7. Imam Malik belajar ilmu hadits dari ayah dan paman-
pamanya. Imam Malik mempunyai dua sifat yaitu pertama ahli
hadits kedua fatwa dan menggali ilmu. Bukti bahwa Imam Malik
ahli hadits karena ada ulama’ besar dari gurunya yang meriwatkan
hadits darinya seperti:
• Robi’ah
• Yahya bin Sa’id
• Musa bin Uqbah
Guru-guru Imam Malik :
• Abu Muhammad Abdullah bin Wahab bin Muslim al-Quraisyi
• Abu Abdullah Abdurrahman bin al-Qasim al-‘Atqa
• Asyhab bin Abdul Aziz al-Qaisi
• Abu Muhammad Abdullah bin Abdul Hakim bin A’yan bin Laits
• Ashbag bin al-Firaj al-Amawi
• Muhammad bin Abdullah bin Abdul Hakim
• Muhammad bin Ibrahim bin Ziyad al-Iskandari
8. Murid-murid besar Imam Malik :
• Muhammad Idris as-Syafi’i
• Abdullah Ibnu Mubarok
• Muhammad bin Hasan as-Syaibani
Murid-murid Imam Malik:
• Abu Abdullah Ziyad bin Abdurrahman al-Qurthubi
• Isa bin Dinar al-Andalusi
• Yahya bin Yahya bin Katsir al-Laitsi
• Abdul Malik bin Habib bin Sulaiman as-Salami
• Abu Hasan Ali bin Ziyad at-Tunisi
• Asad bin al-Furat
• Abdu as-Salam bin Sa’id
9. Kehati-hatian Imam Malik Dalam Berfatwa
• Dari Malik mengatakan, “ Perisai seorang yang berilmu adalah ‘aku tidak
tahu’ dan jika seseorang melalaikanya maka dia binasa.”

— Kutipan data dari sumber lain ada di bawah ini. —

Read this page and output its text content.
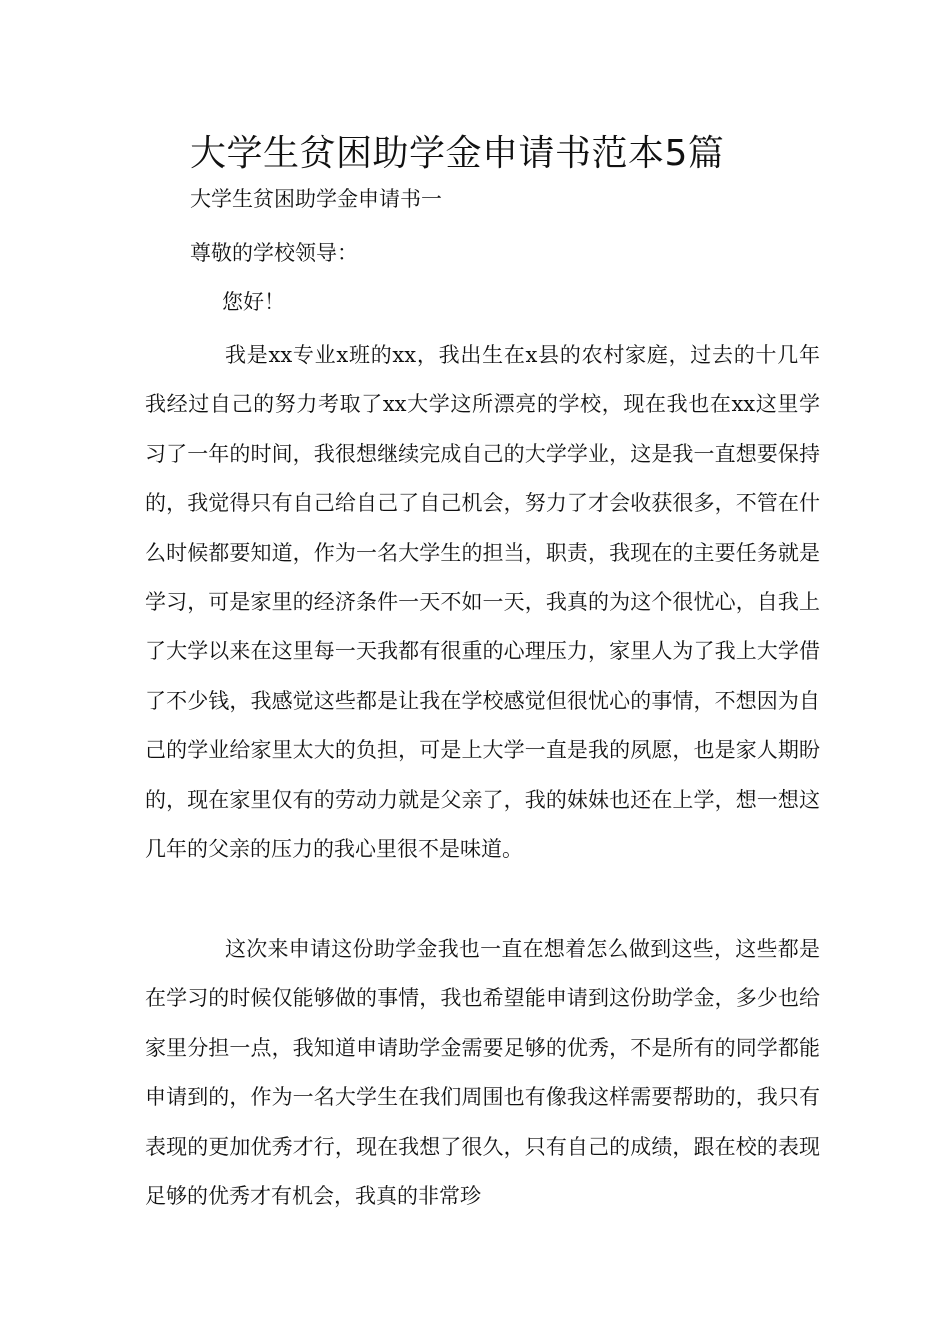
大学生贫困助学金申请书范本5篇

大学生贫困助学金申请书一

尊敬的学校领导：

您好！

我是xx专业x班的xx，我出生在x县的农村家庭，过去的十几年我经过自己的努力考取了xx大学这所漂亮的学校，现在我也在xx这里学习了一年的时间，我很想继续完成自己的大学学业，这是我一直想要保持的，我觉得只有自己给自己了自己机会，努力了才会收获很多，不管在什么时候都要知道，作为一名大学生的担当，职责，我现在的主要任务就是学习，可是家里的经济条件一天不如一天，我真的为这个很忧心，自我上了大学以来在这里每一天我都有很重的心理压力，家里人为了我上大学借了不少钱，我感觉这些都是让我在学校感觉但很忧心的事情，不想因为自己的学业给家里太大的负担，可是上大学一直是我的夙愿，也是家人期盼的，现在家里仅有的劳动力就是父亲了，我的妹妹也还在上学，想一想这几年的父亲的压力的我心里很不是味道。

这次来申请这份助学金我也一直在想着怎么做到这些，这些都是在学习的时候仅能够做的事情，我也希望能申请到这份助学金，多少也给家里分担一点，我知道申请助学金需要足够的优秀，不是所有的同学都能申请到的，作为一名大学生在我们周围也有像我这样需要帮助的，我只有表现的更加优秀才行，现在我想了很久，只有自己的成绩，跟在校的表现足够的优秀才有机会，我真的非常珍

• Dari al-Haitsam bin Jamil, dia mengatakan : “ aku mendengar Malik
ditanya tentang 48 persoalan, dan dia menjawab 32 di antaranya dengan
kata-kata ‘aku tidak tahu’.
• Dari Malik bahwa dia mendengar Abdullah bin Yazid bin Hurmuz
mengatakan : “ semestinya orang yang berilmu itu mewariskan kepada
anggota majelisnya kata-kata ‘ aku tidak tahu’ hingga itu menjadi pokok
rujukan mereka.
• Dari Abdurrahman bin Mahdi, dia mengatakan : “ seorang laki-laki
bertanya kepada Malik tentang suatu persoalan, maka dia menjawab, “
aku tidak bisa menjawabnya dengan baik.” Orang itu mengatakan, aku
pergi kepadamu dari negeri demikian dan demikian untuk bertanya
kepadamu tentang masalah tersebut.” Malik mengatakan kepadanya, “
jika engkau kembali ke tempatmu, maka sampaikan kepada mereka
bahwa aku telah mengatakan kepadamu, ‘aku tidak bisa menjawabnya
dengan baik.”
10. Kemulian Jiwa Imam Malik dan Penghormatanya Terhadap
Hadits
• Dari Ibnu Abi Uwais, dia mengatakan, apabila Malik hendak
menceritakan hadits, dia berwudhu, duduk didepan permadaninya,
menyisir jenggotnya, dan duduk dengan tenang dan penuh wibawa,
kemudian dia menceritakan hadits. Ketika dia ditanya mengenai hal itu,
dia menjawab: “ aku ingin menggunakan hadits Nabi SAW dan aku tidak
akan menceritakannya kecuali dalam keadaan suci lagi duduk dengan
mantap.” Dia tidak suka menceritakan hadits dijalan dalam keadaan
berdiri atau tergesa-gesa, seraya mengatakan, “Aku ingin agar hadits
yang aku ceritakan dari Rasulullah bisa dipahami.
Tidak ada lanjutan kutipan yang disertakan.